Greetings I had an interesting conversation with someone recently who said something along the lines of this.
In the case of a women being rapped and penetration happening it is permissible, assuming that fertilization has not occurred, that a women can take medication that will prevent pregnancy. Now knowing how anti-contraceptives the Church is, a red flag went up in my mind. After some basic research I ran into this.
In 2001 the U.S. Conference of Catholic Bishops issued their revised “Ethical and Religious Directives for Catholic Health Care Services”. Directive 36 states:
“A female who has been raped should be able to defend herself against a potential conception from the sexual assault. If after appropriate testing, there is no evidence that conception has occurred already, she may be treated with medications that would prevent ovulation, sperm capacitation, or fertilization.
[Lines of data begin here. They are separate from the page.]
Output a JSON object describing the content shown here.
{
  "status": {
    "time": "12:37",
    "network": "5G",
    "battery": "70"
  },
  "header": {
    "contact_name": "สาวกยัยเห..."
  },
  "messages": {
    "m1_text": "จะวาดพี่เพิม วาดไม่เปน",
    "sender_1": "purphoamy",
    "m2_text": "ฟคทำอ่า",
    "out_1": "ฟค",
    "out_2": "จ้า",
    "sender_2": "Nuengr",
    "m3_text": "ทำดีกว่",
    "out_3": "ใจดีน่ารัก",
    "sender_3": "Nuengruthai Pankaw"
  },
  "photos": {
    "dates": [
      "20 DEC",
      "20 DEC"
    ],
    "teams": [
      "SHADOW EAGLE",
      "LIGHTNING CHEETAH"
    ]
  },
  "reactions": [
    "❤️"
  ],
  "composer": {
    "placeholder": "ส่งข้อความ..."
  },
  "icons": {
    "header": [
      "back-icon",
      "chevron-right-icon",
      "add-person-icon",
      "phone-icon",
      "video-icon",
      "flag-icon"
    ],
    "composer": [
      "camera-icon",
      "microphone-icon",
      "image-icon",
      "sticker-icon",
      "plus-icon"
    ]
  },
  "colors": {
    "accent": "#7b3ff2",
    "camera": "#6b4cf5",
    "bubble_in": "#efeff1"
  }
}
It is not permissible, however, to initiate or to recommend treatments that have as their purpose or direct effect the removal, destruction, or interference with the implantation of a fertilized ovum”
this came from this article and really only examines how this is interpreted.
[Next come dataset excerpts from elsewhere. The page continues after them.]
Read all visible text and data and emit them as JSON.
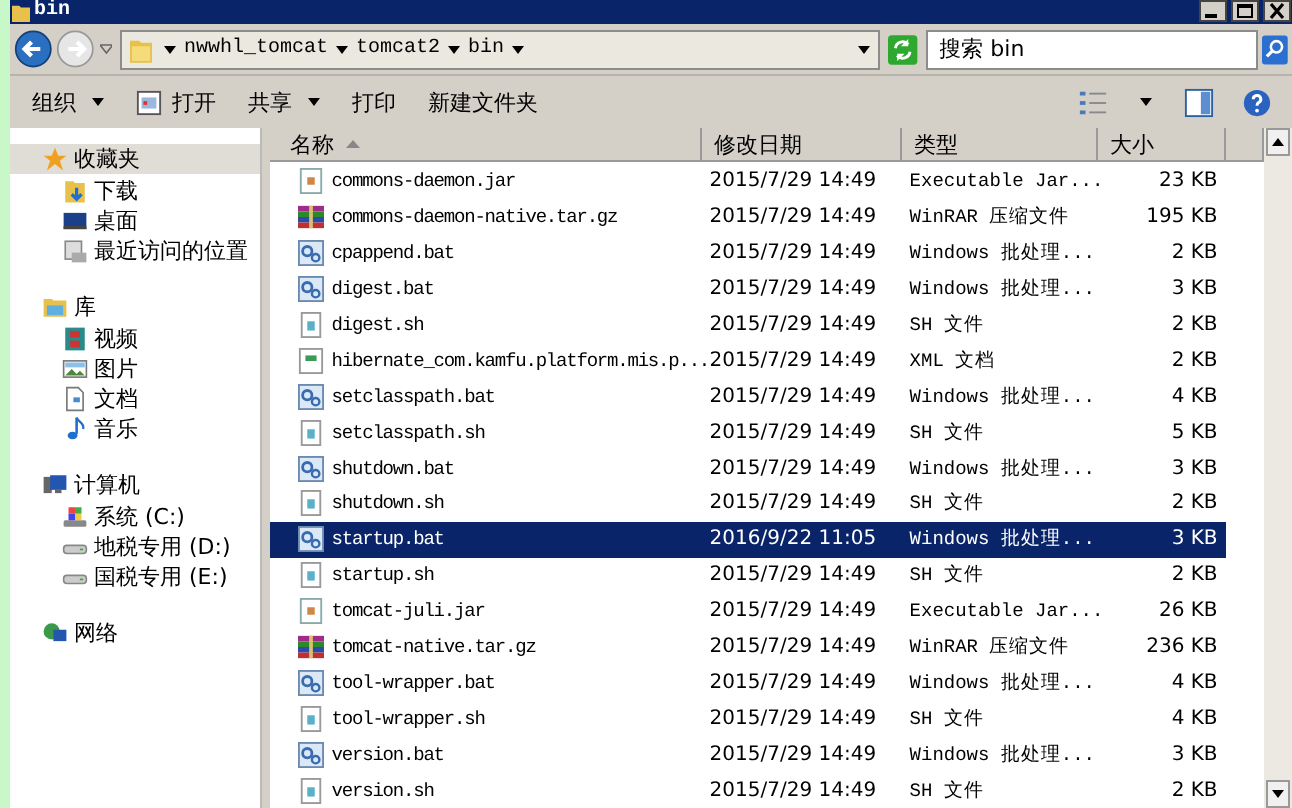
{
  "window": {
    "title": "bin"
  },
  "address": {
    "path": [
      "nwwhl_tomcat",
      "tomcat2",
      "bin"
    ]
  },
  "search": {
    "placeholder": "搜索 bin"
  },
  "toolbar": [
    {
      "label": "组织",
      "kind": "menu"
    },
    {
      "label": "打开",
      "kind": "open"
    },
    {
      "label": "共享",
      "kind": "menu"
    },
    {
      "label": "打印",
      "kind": "plain"
    },
    {
      "label": "新建文件夹",
      "kind": "plain"
    }
  ],
  "sidebar": [
    {
      "label": "收藏夹",
      "kind": "star",
      "selected": true,
      "children": [
        {
          "label": "下载",
          "kind": "download",
          "selected": false
        },
        {
          "label": "桌面",
          "kind": "desktop",
          "selected": false
        },
        {
          "label": "最近访问的位置",
          "kind": "recent",
          "selected": false
        }
      ]
    },
    {
      "label": "库",
      "kind": "library",
      "selected": false,
      "children": [
        {
          "label": "视频",
          "kind": "video",
          "selected": false
        },
        {
          "label": "图片",
          "kind": "pictures",
          "selected": false
        },
        {
          "label": "文档",
          "kind": "documents",
          "selected": false
        },
        {
          "label": "音乐",
          "kind": "music",
          "selected": false
        }
      ]
    },
    {
      "label": "计算机",
      "kind": "computer",
      "selected": false,
      "children": [
        {
          "label": "系统 (C:)",
          "kind": "system-drive",
          "selected": false
        },
        {
          "label": "地税专用 (D:)",
          "kind": "drive",
          "selected": false
        },
        {
          "label": "国税专用 (E:)",
          "kind": "drive",
          "selected": false
        }
      ]
    },
    {
      "label": "网络",
      "kind": "network",
      "selected": false
    }
  ],
  "columns": [
    {
      "label": "名称",
      "sorted": true
    },
    {
      "label": "修改日期",
      "sorted": false
    },
    {
      "label": "类型",
      "sorted": false
    },
    {
      "label": "大小",
      "sorted": false
    }
  ],
  "files": [
    {
      "name": "commons-daemon.jar",
      "date": "2015/7/29 14:49",
      "type": "Executable Jar...",
      "size": "23 KB",
      "kind": "jar",
      "selected": false
    },
    {
      "name": "commons-daemon-native.tar.gz",
      "date": "2015/7/29 14:49",
      "type": "WinRAR 压缩文件",
      "size": "195 KB",
      "kind": "rar",
      "selected": false
    },
    {
      "name": "cpappend.bat",
      "date": "2015/7/29 14:49",
      "type": "Windows 批处理...",
      "size": "2 KB",
      "kind": "bat",
      "selected": false
    },
    {
      "name": "digest.bat",
      "date": "2015/7/29 14:49",
      "type": "Windows 批处理...",
      "size": "3 KB",
      "kind": "bat",
      "selected": false
    },
    {
      "name": "digest.sh",
      "date": "2015/7/29 14:49",
      "type": "SH 文件",
      "size": "2 KB",
      "kind": "sh",
      "selected": false
    },
    {
      "name": "hibernate_com.kamfu.platform.mis.p...",
      "date": "2015/7/29 14:49",
      "type": "XML 文档",
      "size": "2 KB",
      "kind": "xml",
      "selected": false
    },
    {
      "name": "setclasspath.bat",
      "date": "2015/7/29 14:49",
      "type": "Windows 批处理...",
      "size": "4 KB",
      "kind": "bat",
      "selected": false
    },
    {
      "name": "setclasspath.sh",
      "date": "2015/7/29 14:49",
      "type": "SH 文件",
      "size": "5 KB",
      "kind": "sh",
      "selected": false
    },
    {
      "name": "shutdown.bat",
      "date": "2015/7/29 14:49",
      "type": "Windows 批处理...",
      "size": "3 KB",
      "kind": "bat",
      "selected": false
    },
    {
      "name": "shutdown.sh",
      "date": "2015/7/29 14:49",
      "type": "SH 文件",
      "size": "2 KB",
      "kind": "sh",
      "selected": false
    },
    {
      "name": "startup.bat",
      "date": "2016/9/22 11:05",
      "type": "Windows 批处理...",
      "size": "3 KB",
      "kind": "bat",
      "selected": true
    },
    {
      "name": "startup.sh",
      "date": "2015/7/29 14:49",
      "type": "SH 文件",
      "size": "2 KB",
      "kind": "sh",
      "selected": false
    },
    {
      "name": "tomcat-juli.jar",
      "date": "2015/7/29 14:49",
      "type": "Executable Jar...",
      "size": "26 KB",
      "kind": "jar",
      "selected": false
    },
    {
      "name": "tomcat-native.tar.gz",
      "date": "2015/7/29 14:49",
      "type": "WinRAR 压缩文件",
      "size": "236 KB",
      "kind": "rar",
      "selected": false
    },
    {
      "name": "tool-wrapper.bat",
      "date": "2015/7/29 14:49",
      "type": "Windows 批处理...",
      "size": "4 KB",
      "kind": "bat",
      "selected": false
    },
    {
      "name": "tool-wrapper.sh",
      "date": "2015/7/29 14:49",
      "type": "SH 文件",
      "size": "4 KB",
      "kind": "sh",
      "selected": false
    },
    {
      "name": "version.bat",
      "date": "2015/7/29 14:49",
      "type": "Windows 批处理...",
      "size": "3 KB",
      "kind": "bat",
      "selected": false
    },
    {
      "name": "version.sh",
      "date": "2015/7/29 14:49",
      "type": "SH 文件",
      "size": "2 KB",
      "kind": "sh",
      "selected": false
    }
  ]
}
Now from my limited knowledge of this issue this is how I see it.
- contraceptives are wrong simply because they close off the possibility of having a child in the act of intercourse. The Church has always taught that married couples in order to fully love each other must be open to the possibility of having a child when they have sex.
- rape being forced intercourse changes this no love is involved, I think the USCCB is arguing that a women has the ability to try and prevent conception from a rape because it was forced on her. This means that pills that prevent contraception after the sexual act has taken place is permissible according to the USCCB because it is the women defending herself from conception.
- I would imagine someone may try and turn this argument on itself by saying that any women after she has sex could morally do this because she isn’t doing it in the sexual act itself, but first that shows that she was never open to the possibility of children and it wasn’t a rape so the sperm wasn’t forced on her.
Note: I have not taken a side on this all I’m doing is presenting my understanding of what the USCCB is trying to say here.